Nico foi um dos primeiros a ir nos visitar quando nasceu nosso primeiro filho. Por motivos mais culturais que religiosos, eu e minha mulher o escolhemos para padrinho do nosso filho caçula - e tivemos a alegria e a honra de ele ter aceitado. Na formação cultural que recebi, o padrinho é o segundo pai do afilhado, e assumirá as responsabilidades do pai na sua falta. Esse tipo de responsabilidade a gente só delega àqueles em quem confiamos plenamente e com quem temos laços de sangue ou outros ainda mais sólidos. Nico era, portanto, um irmão mais velho, às vezes mais novo, a quem eu confiaria a guarda do meu próprio filho.
Por ter convicção que, na minha falta, Nico lhe cuidaria e lhe ensinaria a viver com retidão e honestidade, a ser fraterno e solidário, a ter decência, a ser sincero, a ter respeito pelas pessoas, a ser simples, mesmo estando em posição importante.
E por uma razão muito simples: esses eram os valores do Nico, herdados de Dona Sarita e Seo Caboclo, repassados a Kalil e Emanuelly, compartidos com Fernando, Cleonice e tantos quantos tiveram a alegria de conviver com ele, na imensidão da sua simplicidade.
A história que conheço do Ernandy Maurício Baracat de Arruda, o meu amigo Nico, é a história de um homem extraordinariamente simples e encantador, alegre, perseverante e honrado. Que morreu trabalhando com a mesma dignidade que sempre pautou sua vida, servindo a um governo que ajudou a conquistar como militante aguerrido, prestando seus serviços à sociedade, acreditando que podia melhorar a vida das pessoas.
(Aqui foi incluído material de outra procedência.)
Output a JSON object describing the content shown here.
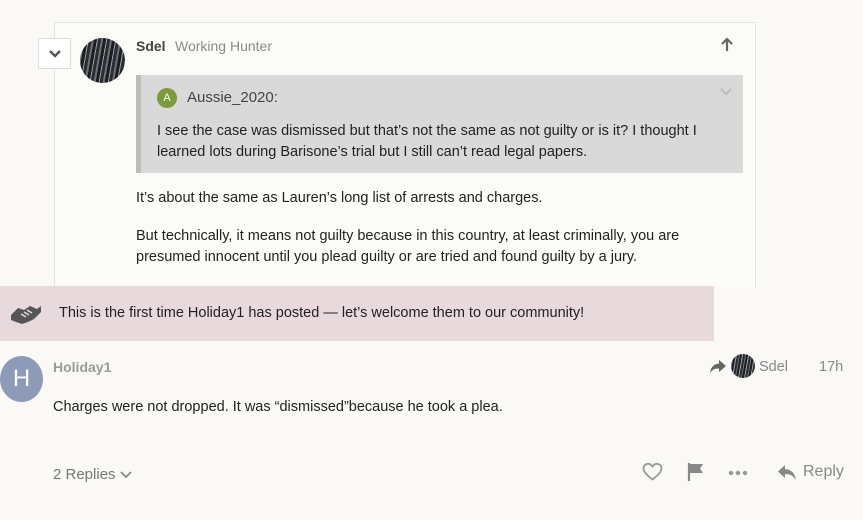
{
  "parent_post": {
    "author": "Sdel",
    "author_title": "Working Hunter",
    "quote": {
      "avatar_letter": "A",
      "username": "Aussie_2020:",
      "text": "I see the case was dismissed but that’s not the same as not guilty or is it? I thought I learned lots during Barisone’s trial but I still can’t read legal papers."
    },
    "paragraphs": [
      "It’s about the same as Lauren’s long list of arrests and charges.",
      "But technically, it means not guilty because in this country, at least criminally, you are presumed innocent until you plead guilty or are tried and found guilty by a jury."
    ]
  },
  "welcome_banner": {
    "text": "This is the first time Holiday1 has posted — let’s welcome them to our community!",
    "icon": "handshake-icon"
  },
  "reply_post": {
    "avatar_letter": "H",
    "author": "Holiday1",
    "reply_to": "Sdel",
    "time": "17h",
    "body": "Charges were not dropped. It was “dismissed”because he took a plea.",
    "replies_label": "2 Replies",
    "reply_label": "Reply"
  },
  "colors": {
    "banner_bg": "#e8d9dd",
    "quote_bg": "#d9d9d9",
    "avatar_h": "#8d9bb9",
    "avatar_a": "#7c9b3b"
  }
}
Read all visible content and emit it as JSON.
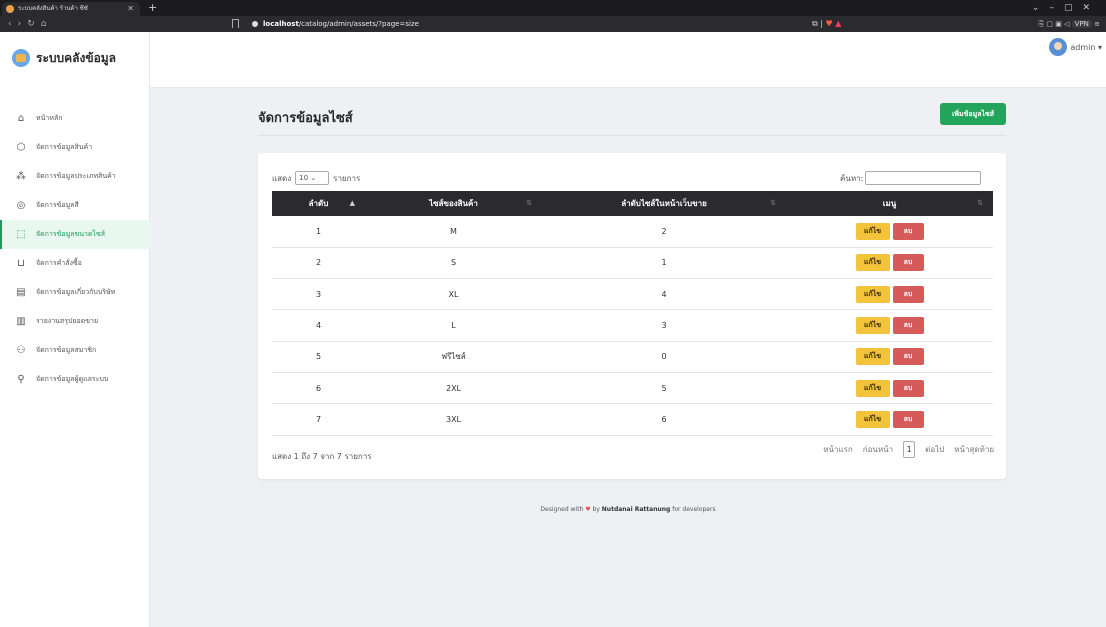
{
  "browser": {
    "tab_title": "ระบบคลังสินค้า ร้านค้า ซีซั",
    "url_host": "localhost",
    "url_path": "/catalog/admin/assets/?page=size",
    "vpn_label": "VPN"
  },
  "brand": {
    "name": "ระบบคลังข้อมูล"
  },
  "sidebar": {
    "items": [
      {
        "label": "หน้าหลัก",
        "icon": "home-icon"
      },
      {
        "label": "จัดการข้อมูลสินค้า",
        "icon": "box-icon"
      },
      {
        "label": "จัดการข้อมูลประเภทสินค้า",
        "icon": "category-icon"
      },
      {
        "label": "จัดการข้อมูลสี",
        "icon": "palette-icon"
      },
      {
        "label": "จัดการข้อมูลขนาดไซส์",
        "icon": "size-icon",
        "active": true
      },
      {
        "label": "จัดการคำสั่งซื้อ",
        "icon": "cart-icon"
      },
      {
        "label": "จัดการข้อมูลเกี่ยวกับบริษัท",
        "icon": "company-icon"
      },
      {
        "label": "รายงานสรุปยอดขาย",
        "icon": "report-icon"
      },
      {
        "label": "จัดการข้อมูลสมาชิก",
        "icon": "members-icon"
      },
      {
        "label": "จัดการข้อมูลผู้ดูแลระบบ",
        "icon": "admin-user-icon"
      }
    ]
  },
  "header": {
    "user_name": "admin"
  },
  "main": {
    "title": "จัดการข้อมูลไซส์",
    "add_button": "เพิ่มข้อมูลไซส์",
    "length_prefix": "แสดง",
    "length_value": "10",
    "length_suffix": "รายการ",
    "search_label": "ค้นหา:",
    "columns": [
      "ลำดับ",
      "ไซส์ของสินค้า",
      "ลำดับไซส์ในหน้าเว็บขาย",
      "เมนู"
    ],
    "rows": [
      [
        "1",
        "M",
        "2"
      ],
      [
        "2",
        "S",
        "1"
      ],
      [
        "3",
        "XL",
        "4"
      ],
      [
        "4",
        "L",
        "3"
      ],
      [
        "5",
        "ฟรีไซส์",
        "0"
      ],
      [
        "6",
        "2XL",
        "5"
      ],
      [
        "7",
        "3XL",
        "6"
      ]
    ],
    "edit_label": "แก้ไข",
    "delete_label": "ลบ",
    "info": "แสดง 1 ถึง 7 จาก 7 รายการ",
    "pager": {
      "first": "หน้าแรก",
      "prev": "ก่อนหน้า",
      "current": "1",
      "next": "ต่อไป",
      "last": "หน้าสุดท้าย"
    }
  },
  "footer": {
    "prefix": "Designed with",
    "by": "by",
    "author": "Nutdanai Rattanung",
    "suffix": "for developers"
  },
  "colors": {
    "accent": "#22a55a",
    "edit": "#f2c33b",
    "delete": "#d65a5a",
    "table_head": "#2a2a2f"
  }
}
E é essa a memória que meu filho terá do melhor padrinho que pudemos lhe dar - mesmo o Nico não estando mais aqui para ampará-lo quando eu faltar. E quando essa hora chegar, rogo para que meus filhos tenham de mim o mesmo orgulho que tenho de ser amigo do nosso inesquecível Nico Baracat, amigo para sempre!
Em sua homenagem, transcrevo abaixo o poema Funeral Blues, do anglo-americano Wystan Hugh Auden, na versão do tradutor Nelson Ascher:
“Que parem os relógios, cale o telefone,
jogue-se ao cão um osso e que não ladre mais,
que emudeça o piano e que o tambor sancione
a vinda do caixão com seu cortejo atrás
Que os aviões, gemendo acima em alvoroço,
escrevam contra o céu o anúncio: ele morreu.
Que as pombas guardem luto — um laço no pescoço —
e os guardas usem finas luvas cor-de-breu.
Era meu norte, sul, meu leste, oeste, enquanto
viveu, meus dias úteis, meu fim-de-semana,
meu meio-dia, meia-noite, fala e canto;
quem julgue o amor eterno, como eu fiz, se engana.
É hora de apagar estrelas — são molestas —
guardar a lua, desmontar o sol brilhante,
de despejar o mar, jogar fora as florestas,
pois nada mais há de dar certo doravante”.
(*) KLEBER LIMA é jornalista e Diretor Geral de HiperNoticias.